8th Jul 2020

Kazakhstan is an enormous country. It has an area of 2,700,000 square kilometres, eleven times as big as the UK - but only a quarter of the population. It was the last republic to declare independence when the Soviet Union was dissolved in 1991. Since then it has developed immensely, thanks to a vast supply of natural resources. Many believe it’s done well in striking a balance between embracing Western investment and keeping good relations with its powerful neighbours, Russia and China. 

Marvel comics and cheap holidays
Even though most Kazakhs live in the bigger cities they have a quieter and more laid back pace of life than you’d find in Europe. This is in sharp contrast to the grandeur on display in cities such as Nursaltan and Almaty which are full of impressive designs and futuristic architecture. Walking the streets can feel a little like being in a Marvel comic book. They’re affordable holiday destinations too;  a mere £30 will buy you a top-class performance at the Russian ballet or a fully kitted-out day of skiing. The countryside is undeniably beautiful but life is somewhat less glamorous. Many people work off the land and the national average wage is only £400 per month. It has been argued that corruption is to blame for the inconsistency between low wages and economic growth.

A place of exile
During Soviet rule, Kazakhstan was the dumping ground for people and unwanted military waste. Many ‘undesirables’ were exiled to Kazakhstan by Soviet authorities, including thousands of Turks, Germans and Koreans who were unfortunately living in the wrong place at the wrong time. Nuclear weapons testing and discarded, contaminated equipment resulted in health impacts which continue to this day.

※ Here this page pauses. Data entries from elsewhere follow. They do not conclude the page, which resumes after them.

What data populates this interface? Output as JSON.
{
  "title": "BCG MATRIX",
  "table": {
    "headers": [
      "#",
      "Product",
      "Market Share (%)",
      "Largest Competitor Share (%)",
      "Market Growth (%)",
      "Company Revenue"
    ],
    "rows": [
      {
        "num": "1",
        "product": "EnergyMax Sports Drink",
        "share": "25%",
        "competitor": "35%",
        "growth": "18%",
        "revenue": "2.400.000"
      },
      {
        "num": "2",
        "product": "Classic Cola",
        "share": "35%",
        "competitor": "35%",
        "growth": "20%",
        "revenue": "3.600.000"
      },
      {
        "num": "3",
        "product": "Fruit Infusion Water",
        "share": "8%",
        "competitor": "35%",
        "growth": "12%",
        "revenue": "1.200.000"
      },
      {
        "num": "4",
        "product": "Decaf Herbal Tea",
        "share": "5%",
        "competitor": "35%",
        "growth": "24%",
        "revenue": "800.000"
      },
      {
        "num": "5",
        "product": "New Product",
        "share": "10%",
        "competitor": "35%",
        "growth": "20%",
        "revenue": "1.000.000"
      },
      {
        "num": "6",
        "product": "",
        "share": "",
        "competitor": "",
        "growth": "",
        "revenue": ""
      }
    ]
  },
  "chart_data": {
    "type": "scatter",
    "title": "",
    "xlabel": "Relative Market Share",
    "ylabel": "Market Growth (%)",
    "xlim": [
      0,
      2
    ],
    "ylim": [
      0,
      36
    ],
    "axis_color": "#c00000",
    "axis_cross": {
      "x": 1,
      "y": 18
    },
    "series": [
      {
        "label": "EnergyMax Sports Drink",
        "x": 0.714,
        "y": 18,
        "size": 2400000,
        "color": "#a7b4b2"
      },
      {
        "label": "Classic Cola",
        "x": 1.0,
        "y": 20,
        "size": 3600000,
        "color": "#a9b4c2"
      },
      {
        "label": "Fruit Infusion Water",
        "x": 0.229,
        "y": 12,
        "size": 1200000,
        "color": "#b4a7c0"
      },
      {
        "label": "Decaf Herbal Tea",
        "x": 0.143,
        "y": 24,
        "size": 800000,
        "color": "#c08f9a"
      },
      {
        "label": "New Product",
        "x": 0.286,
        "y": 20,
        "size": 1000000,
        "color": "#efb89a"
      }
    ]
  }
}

Living in a post-Soviet country
From 1990 to 2019, Kazakhstan had one president; 'Father of the Nation', Nursultan Nazarbeyev who ran the country as a (relatively benevolent) dictator. In March last year he surprised many people by resigning. He hand-picked his successor, Kassym-Jomart Tokayev, who was formally installed in an ‘election’ in June. Tokayev then renamed the capital city Nursultan (formerly Astana). For millennials who have grown up since the end of the Soviet era there is a noticeably different outlook and worldview compared to the previous generations. They are more shaped by globalised values. Politically, this means a growing awareness that the government is not providing its people with genuine democratic freedoms. They want to see a move to a legitimate multi-party system and since February 2019 there have been peaceful demonstrations across Kazakhstan.

Islam and the gospel
Islam was brought to Kazakhs in the 8th Century. Although the Soviet Union hugely suppressed their religious expressions they are still fiercely Muslim in their identity. Today, official statistics show just over 50% of the population is Muslim, however those in country suggest the figure is more likely to be 75% as many Kazakhs who don't practise their religion still identify as Muslim. Those who do practise Islam tend to mix orthodoxy with folk Islamic beliefs.  Investment from the Middle East and Turkey has resulted in many more mosques being built, and attendance at Friday prayers is growing. The vast majority of Kazakh Muslims remain unreached with the gospel.

Life after independence from the Soviet Union was very tough for people in Kazakhstan but it was also a time of great fruitfulness for the many gospel workers living there. Many new churches were planted as thousands came to faith. Regrettably, the speed of the awakening wasn't reflected in ongoing discipleship. Deep cultural issues weren’t addressed, leaving most believers and church leaders these days with a very nominal faith. Churches are still operating but many aren’t engaging with the world around them, including with respect to reaching their many Muslim neighbours. There are also far fewer gospel workers than at the time of independence.

There’s work to do!
Encouragingly, new outreach initiatives amongst Kazakh Muslims are beginning to bear fruit and house church networks are on the rise. There haven’t been any larger movements of disciples making disciples yet but the long-term workers in Kazakhstan are full of faith to see them start. They’re expectant that God will do a new thing in that country and they need others to join them in their efforts. Let’s ask the Lord for more gospel workers in Kazakhstan, and for the good news of Jesus to spread far and wide, transforming Muslim communities across the country with the love of Christ.


Why Not Pray for Kazahkstan. 


  • Soviet-era understandings of authority are still very prevalent in Kazakhstan; the person at the top orders everyone else around. This pattern has sadly even infiltrated church leadership. Pray for servant-heartedness in government and church leaders to break these cycles, and for godly church leaders to influence a new generation of Kazakh believers.
  • Pray for an increase in the spiritual hunger of Kazakh Muslims. Ask God for a breakthrough amongst them, which would see many coming to faith in Jesus.
  • Praise God for the faithful service of long-term workers in the country. Ask for encouragement, protection and perseverance in their efforts to bring Christ to the lost. 
  • Pray for many believers to catch a vision to reach the Muslims of Kazakhstan; those who will go and live amongst them and share the Light of Life with them.
  • Remember the poor who continue to suffer from ecological disasters, including toxic waste, radiation, and industrial pollution. Alcoholism and drug addiction are widespread, with heroin is as easy to obtain as alcohol. Pray for the influence of the gospel to transform these communities.